Does this assigment operator for linked list makes deep copy?

Question

is this assigment operator for linked list do deep copying? ///class my list have attribite named node* head;

MyList<type> &operator = ( MyList<type>  another_list )
    {
        node<type>* newNode= new node<type>();
        node<type>* head2= new node<type>();
        node<type>* cur = head;
        bool check = true;
        while(cur!=NULL)
        {
            newNode->data=cur->data;
            node<type>* newNode2= new node<type>();
            newNode->next=newNode2;
            if(check==true)
                {
                    head2=newNode;
                    check=false;
                }
            newNode=newNode->next;
            cur = cur->next;
        }
        another_list.head=head2;
        return another_list;
    }

Answer 1

What you have shown is not a properly implemented assignment operator, not even close. Your logic is backwards, you need to populate this with copies from another_list, not the other way around like you are trying to do.

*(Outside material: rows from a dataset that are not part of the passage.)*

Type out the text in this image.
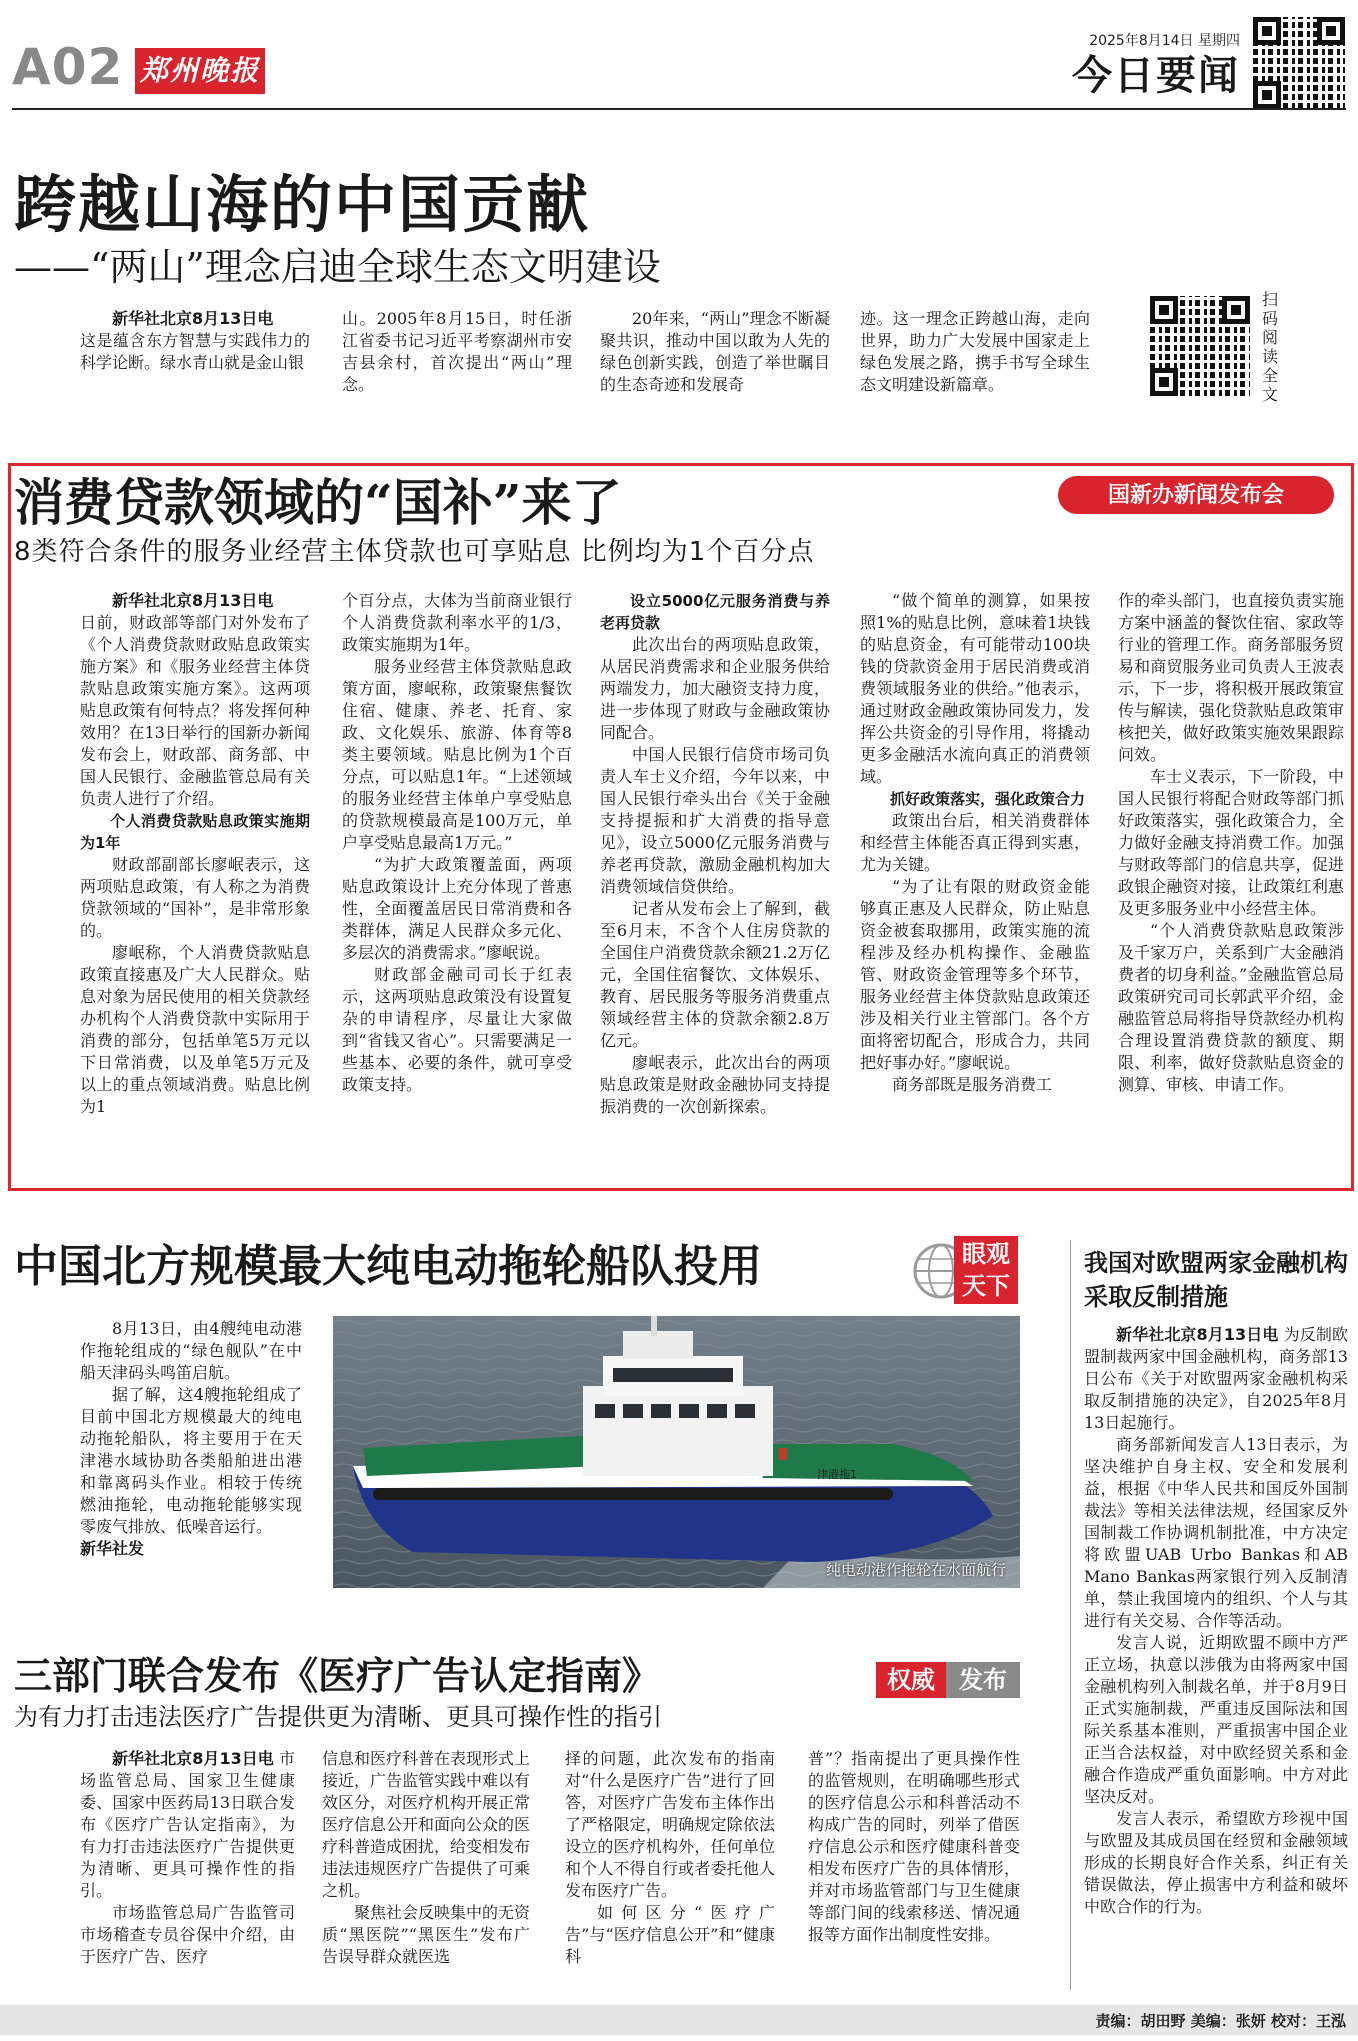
A02 郑州晚报
2025年8月14日 星期四
今日要闻
跨越山海的中国贡献
——“两山”理念启迪全球生态文明建设

新华社北京8月13日电

这是蕴含东方智慧与实践伟力的科学论断。绿水青山就是金山银

山。2005年8月15日，时任浙江省委书记习近平考察湖州市安吉县余村，首次提出“两山”理念。

20年来，“两山”理念不断凝聚共识，推动中国以敢为人先的绿色创新实践，创造了举世瞩目的生态奇迹和发展奇

迹。这一理念正跨越山海，走向世界，助力广大发展中国家走上绿色发展之路，携手书写全球生态文明建设新篇章。

扫码阅读全文
消费贷款领域的“国补”来了	国新办新闻发布会
8类符合条件的服务业经营主体贷款也可享贴息 比例均为1个百分点

新华社北京8月13日电

日前，财政部等部门对外发布了《个人消费贷款财政贴息政策实施方案》和《服务业经营主体贷款贴息政策实施方案》。这两项贴息政策有何特点？将发挥何种效用？在13日举行的国新办新闻发布会上，财政部、商务部、中国人民银行、金融监管总局有关负责人进行了介绍。

个人消费贷款贴息政策实施期为1年

财政部副部长廖岷表示，这两项贴息政策，有人称之为消费贷款领域的“国补”，是非常形象的。

廖岷称，个人消费贷款贴息政策直接惠及广大人民群众。贴息对象为居民使用的相关贷款经办机构个人消费贷款中实际用于消费的部分，包括单笔5万元以下日常消费，以及单笔5万元及以上的重点领域消费。贴息比例为1

个百分点，大体为当前商业银行个人消费贷款利率水平的1/3，政策实施期为1年。

服务业经营主体贷款贴息政策方面，廖岷称，政策聚焦餐饮住宿、健康、养老、托育、家政、文化娱乐、旅游、体育等8类主要领域。贴息比例为1个百分点，可以贴息1年。“上述领域的服务业经营主体单户享受贴息的贷款规模最高是100万元，单户享受贴息最高1万元。”

“为扩大政策覆盖面，两项贴息政策设计上充分体现了普惠性，全面覆盖居民日常消费和各类群体，满足人民群众多元化、多层次的消费需求。”廖岷说。

财政部金融司司长于红表示，这两项贴息政策没有设置复杂的申请程序，尽量让大家做到“省钱又省心”。只需要满足一些基本、必要的条件，就可享受政策支持。

设立5000亿元服务消费与养老再贷款

此次出台的两项贴息政策，从居民消费需求和企业服务供给两端发力，加大融资支持力度，进一步体现了财政与金融政策协同配合。

中国人民银行信贷市场司负责人车士义介绍，今年以来，中国人民银行牵头出台《关于金融支持提振和扩大消费的指导意见》，设立5000亿元服务消费与养老再贷款，激励金融机构加大消费领域信贷供给。

记者从发布会上了解到，截至6月末，不含个人住房贷款的全国住户消费贷款余额21.2万亿元，全国住宿餐饮、文体娱乐、教育、居民服务等服务消费重点领域经营主体的贷款余额2.8万亿元。

廖岷表示，此次出台的两项贴息政策是财政金融协同支持提振消费的一次创新探索。

“做个简单的测算，如果按照1%的贴息比例，意味着1块钱的贴息资金，有可能带动100块钱的贷款资金用于居民消费或消费领域服务业的供给。”他表示，通过财政金融政策协同发力，发挥公共资金的引导作用，将撬动更多金融活水流向真正的消费领域。

抓好政策落实，强化政策合力

政策出台后，相关消费群体和经营主体能否真正得到实惠，尤为关键。

“为了让有限的财政资金能够真正惠及人民群众，防止贴息资金被套取挪用，政策实施的流程涉及经办机构操作、金融监管、财政资金管理等多个环节，服务业经营主体贷款贴息政策还涉及相关行业主管部门。各个方面将密切配合，形成合力，共同把好事办好。”廖岷说。

商务部既是服务消费工

作的牵头部门，也直接负责实施方案中涵盖的餐饮住宿、家政等行业的管理工作。商务部服务贸易和商贸服务业司负责人王波表示，下一步，将积极开展政策宣传与解读，强化贷款贴息政策审核把关，做好政策实施效果跟踪问效。

车士义表示，下一阶段，中国人民银行将配合财政等部门抓好政策落实，强化政策合力，全力做好金融支持消费工作。加强与财政等部门的信息共享，促进政银企融资对接，让政策红利惠及更多服务业中小经营主体。

“个人消费贷款贴息政策涉及千家万户，关系到广大金融消费者的切身利益。”金融监管总局政策研究司司长郭武平介绍，金融监管总局将指导贷款经办机构合理设置消费贷款的额度、期限、利率，做好贷款贴息资金的测算、审核、申请工作。

中国北方规模最大纯电动拖轮船队投用	眼观
天下

8月13日，由4艘纯电动港作拖轮组成的“绿色舰队”在中船天津码头鸣笛启航。

据了解，这4艘拖轮组成了目前中国北方规模最大的纯电动拖轮船队，将主要用于在天津港水域协助各类船舶进出港和靠离码头作业。相较于传统燃油拖轮，电动拖轮能够实现零废气排放、低噪音运行。

新华社发

津港拖1
纯电动港作拖轮在水面航行
我国对欧盟两家金融机构采取反制措施

新华社北京8月13日电 为反制欧盟制裁两家中国金融机构，商务部13日公布《关于对欧盟两家金融机构采取反制措施的决定》，自2025年8月13日起施行。

商务部新闻发言人13日表示，为坚决维护自身主权、安全和发展利益，根据《中华人民共和国反外国制裁法》等相关法律法规，经国家反外国制裁工作协调机制批准，中方决定将欧盟UAB Urbo Bankas和AB Mano Bankas两家银行列入反制清单，禁止我国境内的组织、个人与其进行有关交易、合作等活动。

发言人说，近期欧盟不顾中方严正立场，执意以涉俄为由将两家中国金融机构列入制裁名单，并于8月9日正式实施制裁，严重违反国际法和国际关系基本准则，严重损害中国企业正当合法权益，对中欧经贸关系和金融合作造成严重负面影响。中方对此坚决反对。

发言人表示，希望欧方珍视中国与欧盟及其成员国在经贸和金融领域形成的长期良好合作关系，纠正有关错误做法，停止损害中方利益和破坏中欧合作的行为。

三部门联合发布《医疗广告认定指南》
为有力打击违法医疗广告提供更为清晰、更具可操作性的指引
权威 发布

新华社北京8月13日电 市场监管总局、国家卫生健康委、国家中医药局13日联合发布《医疗广告认定指南》，为有力打击违法医疗广告提供更为清晰、更具可操作性的指引。

市场监管总局广告监管司市场稽查专员谷保中介绍，由于医疗广告、医疗

信息和医疗科普在表现形式上接近，广告监管实践中难以有效区分，对医疗机构开展正常医疗信息公开和面向公众的医疗科普造成困扰，给变相发布违法违规医疗广告提供了可乘之机。

聚焦社会反映集中的无资质“黑医院”“黑医生”发布广告误导群众就医选

择的问题，此次发布的指南对“什么是医疗广告”进行了回答，对医疗广告发布主体作出了严格限定，明确规定除依法设立的医疗机构外，任何单位和个人不得自行或者委托他人发布医疗广告。

如何区分“医疗广告”与“医疗信息公开”和“健康科

普”？指南提出了更具操作性的监管规则，在明确哪些形式的医疗信息公示和科普活动不构成广告的同时，列举了借医疗信息公示和医疗健康科普变相发布医疗广告的具体情形，并对市场监管部门与卫生健康等部门间的线索移送、情况通报等方面作出制度性安排。

责编：胡田野 美编：张妍 校对：王泓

It should look more like this instead:

MyList<type>& operator=(const MyList<type> &another_list)
{
    if (&another_list != this)
    {
        node<type> *cur = head;
        node<type> *next;

        head = NULL;

        while (cur != NULL)
        {
            next = cur->next;
            delete cur;
            cur = next;
        }

        node<type>** newNode = &head;

        cur = another_list.head;
        while (cur != NULL)
        {
            *newNode = new node<type>();
            (*newNode)->data = cur->data;
            (*newNode)->next = NULL;

            newNode = &((*newNode)->next);
            cur = cur->next;
        }
    }

    return *this;
}

Or better, using the copy-swap idiom:

// default constructor
MyList()
    : head(NULL)
{
}

// copy constructor
MyList(const MyList<type> &another_list)
    : head(NULL)
{
    node<type> *cur = another_list.head;
    node<type>** newNode = &head;

    while (cur != NULL)
    {
        *newNode = new node<type>();
        (*newNode)->data = cur->data;
        (*newNode)->next = NULL;

        newNode = &((*newNode)->next);
        cur = cur->next;
    }
}

// move constructor, C++11 and later only...
MyList(MyList<type> &&another_list)
    : head(another_list.head)
{
    another_list.head = NULL;
}

// destructor
~MyList()
{
    node<type> *cur = head;
    node<type> *next;

    while (cur != NULL)
    {
        next = cur->next;
        delete cur;
        cur = next;
    }
}

// copy assignment operator
MyList<type>& operator=(const MyList<type> &another_list)
{
    if (&another_list != this)
    {
        MyList<type> temp(another_list);
        std::swap(temp.head, head);
    }

    return *this;
}

// move assignment operator, C++11 and later only...
MyList<type>& operator=(MyList<type> &&another_list)
{
    MyList<type> temp(std::move(another_list));
    std::swap(temp.head, head);
    return *this;
}

If you don't need to support pre-C++11 compilers, you can merge the copy assignment and move assignment operators together into a single operator that is smart enough to invoke the copy constructor or move constructor depending on whether an lvalue or rvalue is being assigned:

// copy+move assignment operator
MyList<type>& operator=(MyList<type> another_list) // <-- pass by value!
{
    MyList<type> temp(std::move(another_list));
    std::swap(temp.head, head);
    return *this;
}